Google Enhances Gemini 2.5 TTS Model to Boost Speech Expressiveness
2025-12-11 / Read about 0 minute
Author:小编   

On December 11, 2025, Google made a significant announcement regarding the Gemini 2.5 Flash and Pro text-to-speech (TTS) preview models. This announcement marked the launch of a substantial update, which replaced the previous version that had been introduced in May.

The newly updated models bring about remarkable improvements. They significantly enhance the expressiveness of speech, allowing for more nuanced and engaging vocal delivery. Moreover, users now have greater control over speech speed, enabling them to adjust the pace of speech according to specific needs. Another key improvement lies in the consistency across multiple speakers. Whether it's different virtual characters or various narrators, the models ensure a uniform and seamless experience.

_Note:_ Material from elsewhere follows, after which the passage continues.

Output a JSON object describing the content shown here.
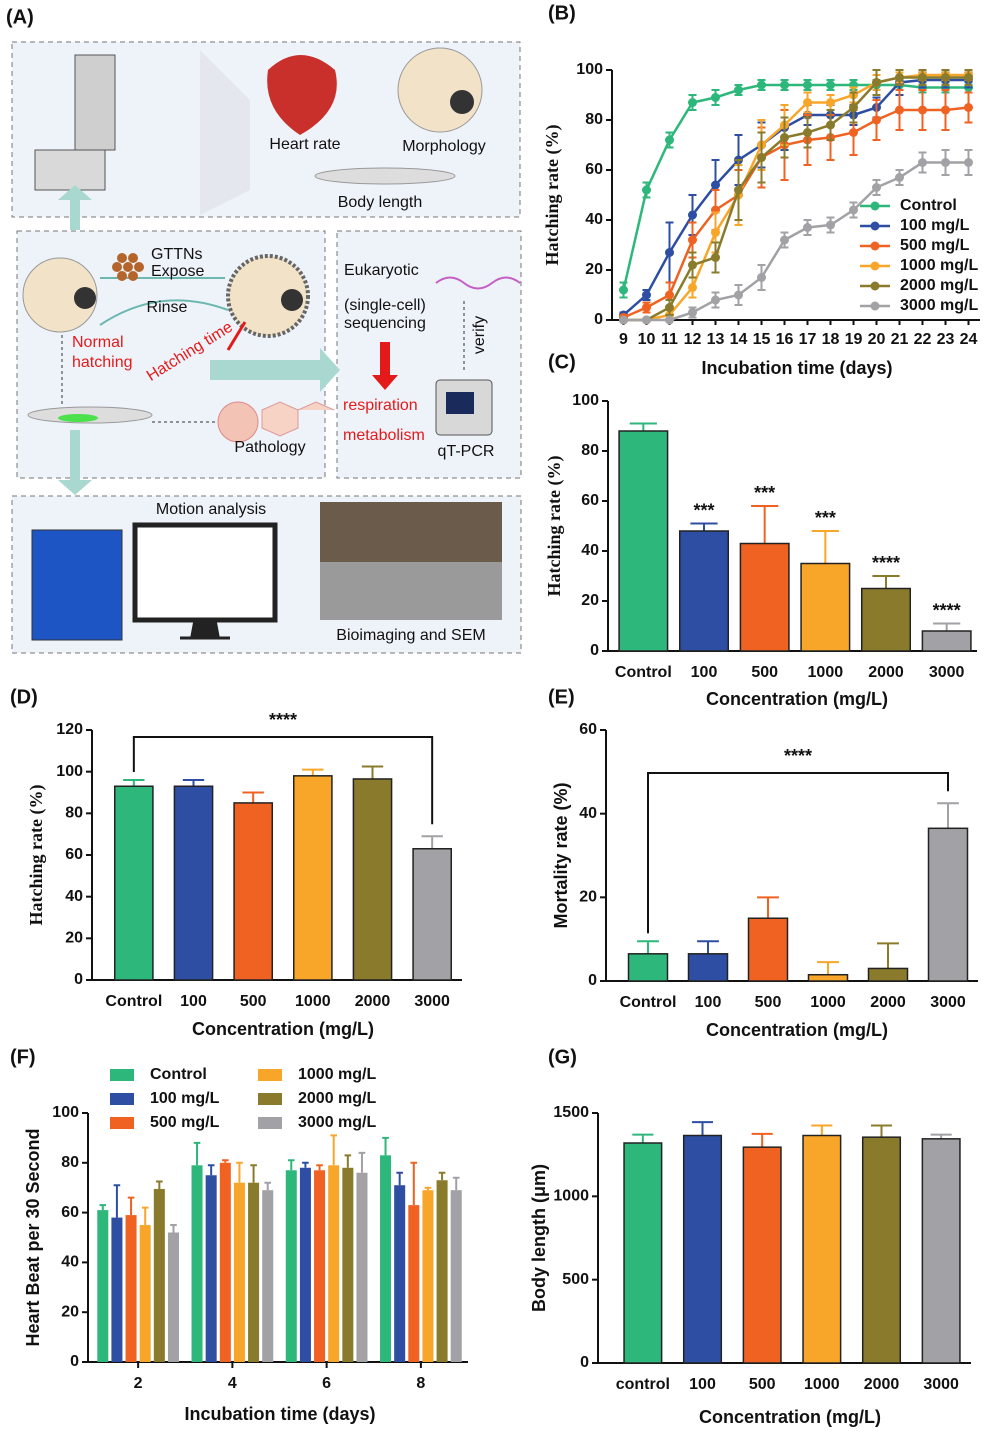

These advanced models support a wide range of 24 languages, catering to a global audience. At the same time, they manage to maintain stable character voices. This means that even when switching between different languages or speakers, the unique vocal traits of each character remain intact, providing a consistent and recognizable auditory identity.

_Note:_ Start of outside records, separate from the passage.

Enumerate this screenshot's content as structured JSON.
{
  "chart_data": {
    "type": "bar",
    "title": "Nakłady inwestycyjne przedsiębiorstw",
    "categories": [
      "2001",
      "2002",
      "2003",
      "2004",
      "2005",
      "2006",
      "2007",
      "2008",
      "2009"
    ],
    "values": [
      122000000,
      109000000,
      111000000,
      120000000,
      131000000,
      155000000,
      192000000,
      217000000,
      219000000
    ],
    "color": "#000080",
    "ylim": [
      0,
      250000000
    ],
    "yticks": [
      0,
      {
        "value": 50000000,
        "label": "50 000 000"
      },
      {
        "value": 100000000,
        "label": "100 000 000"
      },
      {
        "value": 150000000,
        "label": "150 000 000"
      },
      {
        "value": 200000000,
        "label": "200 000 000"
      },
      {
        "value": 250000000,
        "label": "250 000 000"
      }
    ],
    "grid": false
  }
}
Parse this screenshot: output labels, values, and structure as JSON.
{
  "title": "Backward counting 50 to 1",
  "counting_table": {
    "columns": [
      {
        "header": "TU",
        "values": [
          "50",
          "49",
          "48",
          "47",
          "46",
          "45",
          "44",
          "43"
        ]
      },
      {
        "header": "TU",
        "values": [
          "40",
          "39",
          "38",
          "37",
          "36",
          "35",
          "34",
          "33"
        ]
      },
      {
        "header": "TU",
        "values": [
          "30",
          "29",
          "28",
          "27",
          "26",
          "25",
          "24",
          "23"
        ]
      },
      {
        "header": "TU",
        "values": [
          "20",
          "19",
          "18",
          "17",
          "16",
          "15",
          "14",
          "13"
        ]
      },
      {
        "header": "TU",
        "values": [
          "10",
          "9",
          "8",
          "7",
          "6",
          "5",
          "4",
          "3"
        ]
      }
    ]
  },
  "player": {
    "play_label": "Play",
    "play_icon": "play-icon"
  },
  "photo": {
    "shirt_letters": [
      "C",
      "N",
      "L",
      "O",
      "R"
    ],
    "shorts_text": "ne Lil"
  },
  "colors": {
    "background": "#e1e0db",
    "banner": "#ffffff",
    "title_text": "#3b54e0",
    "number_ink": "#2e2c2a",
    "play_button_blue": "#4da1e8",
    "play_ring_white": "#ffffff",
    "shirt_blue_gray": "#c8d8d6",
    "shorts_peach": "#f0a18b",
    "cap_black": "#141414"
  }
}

The updated models have already found practical applications. They have been integrated into platforms like Wondercraft. On this platform, they facilitate multi-character dialogues, allowing different virtual characters to engage in natural and lifelike conversations. Additionally, the director modes they offer enable the generation of natural speech, giving users more creative control over the vocal output.

For those eager to experience the new TTS capabilities, Google provides two convenient avenues. Users can explore these features through Google AI Studio and Playground. These platforms are particularly well-suited for high-fidelity voice scenarios. For instance, in the production of audiobooks, the enhanced expressiveness and consistent character voices can bring stories to life. In educational videos, clear and engaging speech can better convey information. And in marketing content, the ability to control speech speed and maintain consistent voices can help create more impactful and memorable messages.